Estaba la otra tarde navegando por las redes sociales, como suelo hacer con bastante frecuencia, cuando apareció la noticia del asesinato de la Presidenta de la Diputación de León. Reconozco que cuando ví la noticia por vez primera, creí que era una película.

Cuando la información se fue definiendo más, me quedé estupefacta al constatar que era un hecho cierto: alguien, al parecer dos mujeres, habían matado de varios tiros a Isabel Carrasco. Tremendo.

Y condenable.

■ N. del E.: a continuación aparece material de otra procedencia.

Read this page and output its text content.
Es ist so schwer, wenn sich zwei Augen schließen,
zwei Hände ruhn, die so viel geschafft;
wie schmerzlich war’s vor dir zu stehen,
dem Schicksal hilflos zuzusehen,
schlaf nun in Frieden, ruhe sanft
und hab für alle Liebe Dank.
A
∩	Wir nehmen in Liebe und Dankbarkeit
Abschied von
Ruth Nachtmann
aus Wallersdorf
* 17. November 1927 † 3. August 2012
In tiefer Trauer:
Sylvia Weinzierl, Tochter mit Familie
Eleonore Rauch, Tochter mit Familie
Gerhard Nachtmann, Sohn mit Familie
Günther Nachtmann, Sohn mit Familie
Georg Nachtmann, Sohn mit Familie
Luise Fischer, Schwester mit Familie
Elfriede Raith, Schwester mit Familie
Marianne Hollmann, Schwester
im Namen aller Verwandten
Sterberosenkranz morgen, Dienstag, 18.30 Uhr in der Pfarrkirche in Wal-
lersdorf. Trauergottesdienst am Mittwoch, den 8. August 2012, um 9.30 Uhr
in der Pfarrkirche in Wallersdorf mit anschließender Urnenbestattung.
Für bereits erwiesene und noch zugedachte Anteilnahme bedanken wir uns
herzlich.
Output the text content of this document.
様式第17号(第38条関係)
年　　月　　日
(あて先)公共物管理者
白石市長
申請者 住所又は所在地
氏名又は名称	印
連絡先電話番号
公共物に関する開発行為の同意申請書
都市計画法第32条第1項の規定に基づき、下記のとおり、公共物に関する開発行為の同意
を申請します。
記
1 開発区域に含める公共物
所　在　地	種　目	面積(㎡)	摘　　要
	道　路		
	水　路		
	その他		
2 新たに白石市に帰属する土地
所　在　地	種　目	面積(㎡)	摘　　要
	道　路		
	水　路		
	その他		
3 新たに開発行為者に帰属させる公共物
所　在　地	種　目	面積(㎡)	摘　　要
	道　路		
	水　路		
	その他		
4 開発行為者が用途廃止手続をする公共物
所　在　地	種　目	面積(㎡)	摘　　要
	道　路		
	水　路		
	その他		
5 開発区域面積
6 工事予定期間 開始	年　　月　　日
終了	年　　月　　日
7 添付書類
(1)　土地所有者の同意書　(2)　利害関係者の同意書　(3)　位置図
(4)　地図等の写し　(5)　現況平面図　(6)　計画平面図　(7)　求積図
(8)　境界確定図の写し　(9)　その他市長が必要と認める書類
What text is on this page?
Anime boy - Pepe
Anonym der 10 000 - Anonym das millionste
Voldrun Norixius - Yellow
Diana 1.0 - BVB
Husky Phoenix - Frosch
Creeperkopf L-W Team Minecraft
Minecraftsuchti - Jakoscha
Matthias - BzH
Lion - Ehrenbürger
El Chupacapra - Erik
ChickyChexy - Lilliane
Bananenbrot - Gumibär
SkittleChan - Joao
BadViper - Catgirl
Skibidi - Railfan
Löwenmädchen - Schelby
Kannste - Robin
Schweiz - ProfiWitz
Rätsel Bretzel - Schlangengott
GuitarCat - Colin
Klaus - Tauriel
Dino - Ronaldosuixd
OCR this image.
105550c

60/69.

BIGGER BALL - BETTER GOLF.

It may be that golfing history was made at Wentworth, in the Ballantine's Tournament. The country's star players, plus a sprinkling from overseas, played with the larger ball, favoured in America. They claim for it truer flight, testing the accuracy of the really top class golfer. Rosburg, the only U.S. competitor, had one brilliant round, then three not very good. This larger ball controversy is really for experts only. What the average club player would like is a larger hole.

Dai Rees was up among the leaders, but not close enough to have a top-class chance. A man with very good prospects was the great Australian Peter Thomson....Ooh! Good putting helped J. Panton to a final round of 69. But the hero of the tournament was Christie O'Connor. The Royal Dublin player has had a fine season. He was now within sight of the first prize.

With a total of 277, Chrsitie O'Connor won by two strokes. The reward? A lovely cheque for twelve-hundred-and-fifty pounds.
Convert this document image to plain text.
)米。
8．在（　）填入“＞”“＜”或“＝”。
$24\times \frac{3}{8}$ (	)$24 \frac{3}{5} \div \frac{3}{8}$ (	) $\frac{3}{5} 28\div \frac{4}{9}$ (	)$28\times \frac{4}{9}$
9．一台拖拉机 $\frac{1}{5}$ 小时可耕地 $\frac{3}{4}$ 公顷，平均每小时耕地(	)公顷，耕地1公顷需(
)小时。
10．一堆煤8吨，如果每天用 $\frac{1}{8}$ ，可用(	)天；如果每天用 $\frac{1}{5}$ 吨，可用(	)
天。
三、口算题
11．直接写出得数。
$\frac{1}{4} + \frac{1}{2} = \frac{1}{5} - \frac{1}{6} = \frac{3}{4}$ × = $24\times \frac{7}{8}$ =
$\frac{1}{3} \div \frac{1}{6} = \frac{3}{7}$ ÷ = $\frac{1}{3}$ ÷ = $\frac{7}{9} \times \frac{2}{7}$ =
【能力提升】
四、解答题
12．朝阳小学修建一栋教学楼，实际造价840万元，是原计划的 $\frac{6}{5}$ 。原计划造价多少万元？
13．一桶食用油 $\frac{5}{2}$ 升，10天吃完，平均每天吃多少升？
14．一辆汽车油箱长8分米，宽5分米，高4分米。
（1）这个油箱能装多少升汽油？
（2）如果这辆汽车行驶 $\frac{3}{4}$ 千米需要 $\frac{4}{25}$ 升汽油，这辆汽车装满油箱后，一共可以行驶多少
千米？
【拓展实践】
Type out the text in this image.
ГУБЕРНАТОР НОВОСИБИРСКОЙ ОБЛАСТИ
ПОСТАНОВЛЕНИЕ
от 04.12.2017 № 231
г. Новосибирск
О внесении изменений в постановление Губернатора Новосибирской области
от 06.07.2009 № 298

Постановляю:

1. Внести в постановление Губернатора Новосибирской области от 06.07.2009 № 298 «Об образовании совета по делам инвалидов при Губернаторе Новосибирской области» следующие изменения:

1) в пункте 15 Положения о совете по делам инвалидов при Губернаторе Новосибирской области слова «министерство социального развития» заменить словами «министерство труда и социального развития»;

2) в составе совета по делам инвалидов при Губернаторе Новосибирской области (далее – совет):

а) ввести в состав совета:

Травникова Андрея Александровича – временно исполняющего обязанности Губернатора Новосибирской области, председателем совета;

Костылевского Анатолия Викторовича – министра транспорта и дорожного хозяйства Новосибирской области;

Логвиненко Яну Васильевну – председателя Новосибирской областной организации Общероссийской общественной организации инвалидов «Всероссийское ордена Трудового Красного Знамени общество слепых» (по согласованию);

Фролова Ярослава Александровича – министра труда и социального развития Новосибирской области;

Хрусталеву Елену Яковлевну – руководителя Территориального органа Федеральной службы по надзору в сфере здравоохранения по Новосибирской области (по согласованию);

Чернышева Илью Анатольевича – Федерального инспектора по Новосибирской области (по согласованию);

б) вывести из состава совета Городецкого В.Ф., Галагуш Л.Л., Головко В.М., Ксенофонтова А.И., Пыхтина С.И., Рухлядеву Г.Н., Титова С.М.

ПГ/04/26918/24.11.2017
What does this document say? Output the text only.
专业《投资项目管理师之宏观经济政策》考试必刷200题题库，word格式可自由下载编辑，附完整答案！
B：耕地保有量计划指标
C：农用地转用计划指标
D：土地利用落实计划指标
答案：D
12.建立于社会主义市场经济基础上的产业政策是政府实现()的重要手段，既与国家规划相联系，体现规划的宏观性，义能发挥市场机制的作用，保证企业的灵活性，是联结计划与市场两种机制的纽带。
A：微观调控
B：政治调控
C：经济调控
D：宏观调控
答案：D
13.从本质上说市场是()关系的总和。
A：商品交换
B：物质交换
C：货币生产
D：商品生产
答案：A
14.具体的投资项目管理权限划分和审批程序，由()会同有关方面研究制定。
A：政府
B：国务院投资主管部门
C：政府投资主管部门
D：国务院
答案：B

Muy condenable. Nadie, sea quien sea, se merece morir así.

Los comentarios por todas las redes sociales no se hicieron esperar. Desde un “ajuste de cuentas de la mafia pepera” hasta un “quien siembra vientos, recoje tempestades”, que ha costado la dimisión a una concejal de Vilagarcía de Arosa (Pontevedra).

Sin embargo, parece ser que las autoras son una madre y una hija, motivada la primera por un supuesto maltrato al que fue sometida la segunda por parte de la víctima. Paradójico: de verdugo a víctima y la sentida víctima, verdugo que cargará, el resto de su vida, con las consecuencias de sus actos. Ése no es el camino.

Pero claro, esto ocurre en un país en el que, definitivamente, la justicia no es igual para todos.

¿A quién no le ha pasado por la cabeza hacer algo así alguna vez? ¿Quién no ha pensado en coger una pistola y encararse con aquel que le hace la vida imposible? Claro que nadie lo reconoce; a nadie le gusta pasar por psicópata.

No, realmente no es ése el camino, pero también es verdad que la justicia y la sociedad actual no ofrecen vías de solución a aquellos que están sufriendo violencia, ya sea acoso laboral, bulling, violencia doméstica, …

En la mayoría de los casos, es la víctima la que calla y oculta. Nadie se merece morir, por muy acosador que sea. Pero tampoco nadie se merece vivir bajo la negra capa de la violencia.

Dicen que el tiempo pone a cada uno en su lugar. ¿Será verdad? ¿O sólo es un burdo consuelo?